Bukan tanpa alasan, Ibra sangat malas kalau sudah membahas hal ini karena ujung-ujungnya hanya akan membuat Lara bersedih semalaman sampai keesokan harinya.
"Iya boleh, nanti aku cari panti asuhan yang baik ya." Ibra semakin dibuat keheranan saat ide yang barusan saja ia berikan ditolak mentah-mentah oleh Lara.
"Aku ngga mau kalau adopsi anak, maunya dari kamu langsung supaya mirip sama kamu juga." Kedua alis Ibra lantas menukik dengan tajam saat mendengar kalimat itu. Kalau tidak dengan cara adopsi, bagaimana lagi mereka bisa punya seorang anak?
"Terus maunya gimana, sayangku? Kamu kan tau sendiri kalau kita juga nggak bisa." Ini topik yang sangat sensitif bagi mereka berdua sehingga Ibra harus sangat berhati-hati ketika ingin membahasnya dengan Lara.
Biasanya mereka berdua akan sangat menghindarinya, namun entah kenapa tiba-tiba Lara ingin membahasnya dan malah nampak begitu bersemangat.
"Waktu itu aku baca artikel tentang cara punya anak tanpa aku harus hamil dan juga tanpa harus diadopsi. Ibu pengganti Mas, ayo kita pakai cara itu supaya bisa punya anak." Tentu saja Ibra sangat mengetahui apa maksud dari Ibu pengganti itu makanya ia nampak begitu terkejut di tempatnya duduk saat ini.
"Serius kamu mau pakai cara yang kaya gitu?" Bisa Ibra lihat dengan mata kepalanya sendiri kalau Lara malah menganggukkan kepalanya dengan begitu semangat di depan sana.
"Serius! Aku malah udah ketemu sama orang yang cocok banget buat jadi Ibu penggantinya anak kita, orang cantik banget tau Mas, terus juga dia sem—"
"Aku nggak bisa dan nggak akan pernah mau pakai cara yang itu." Ibra tahu kalau menyela seperti itu bukanlah perbuatan yang baik, tapi ia harus melakukannya sekarang juga jika tidak ingin mendengar lebih banyak lagi omong kosong dari istrinya.
"Kenapa nggak mau? Padahal nggak apa-apa loh Mas, aku juga udah kepengen banget bisa gendong bayi kaya temen-temenku yang lain." Tahu, Ibra tentu sangat mengetahui keinginan Lara yang satu itu. Tetapi tidak harus dengan cara yang tadi ia sebutkan juga.
"Kamu rela suamimu ini tidur sama perempuan asing, Lara? Kamu rela lihat tubuh aku disentuh sama perempuan lain selain kamu?" Betapa sakitnya hari Ibra saat melihat Lara yang kembali menganggukkan kepalanya.

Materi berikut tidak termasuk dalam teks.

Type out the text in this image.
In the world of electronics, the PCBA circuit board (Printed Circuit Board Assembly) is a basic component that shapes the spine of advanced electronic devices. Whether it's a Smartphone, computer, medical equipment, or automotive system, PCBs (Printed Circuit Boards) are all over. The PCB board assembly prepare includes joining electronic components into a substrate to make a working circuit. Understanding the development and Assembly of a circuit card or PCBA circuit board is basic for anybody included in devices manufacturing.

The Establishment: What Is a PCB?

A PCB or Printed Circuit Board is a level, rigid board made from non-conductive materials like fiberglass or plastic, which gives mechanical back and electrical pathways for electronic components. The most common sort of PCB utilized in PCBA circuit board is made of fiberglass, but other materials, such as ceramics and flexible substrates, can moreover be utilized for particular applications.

"Nggak apa-apa, Mas. Aku ikhlas kok, kamu nggak perlu khawatir. Lagian ini kan juga usulan dari aku sendiri." Bolehkah kalau Ibra mengatakan jika istrinya sudah tidak waras lagi? Ia benar-benar tidak bisa mengerti dengan bagaimana cara otak Lara bekerja.
"Jangan bilang nggak apa-apa kalau aslinya kamu hancur di dalamnya, Lara." Bungkam, Lara tidak memberikan tanggapan apapun lagi atas apa yang telah Ibra ucapkan sebelumnya.
"Mas, kamu pernah janji bakalan nurutin apapun yang aku minta ke kamu kan? Ini, aku mau yang satu ini kamu turutin. Aku cuma mau punya anak dari kamu meskipun anak itu bukan lahir dari rahimku sendiri." Oh sial, Ibra malah membuat air mata berharga itu terbuang dengan sia-sia.
"Tolong diganti permintaannya, Lara. Aku nggak bisa mengiyakan kalau permintaan kamu seperti itu." Tentunya Ibra tak tinggal diam, ia segera mendekat dan memberikan pelukan hangat dari belakang punggung Lara yang semakin menangis.
"Tapi cuma itu yang aku mau, Mas. Selagi Tuhan masih ngasih kesempatan untuk aku bernapas sampai detik ini, aku cuma mau punya anak." Semakin Lara menangis, hati Ibra rasanya seperti disayat dengan ribuan pisau berkarat yang jumlahnya mungkin jutaan. Hatinya begitu perih sekaligus sakit sekarang ini.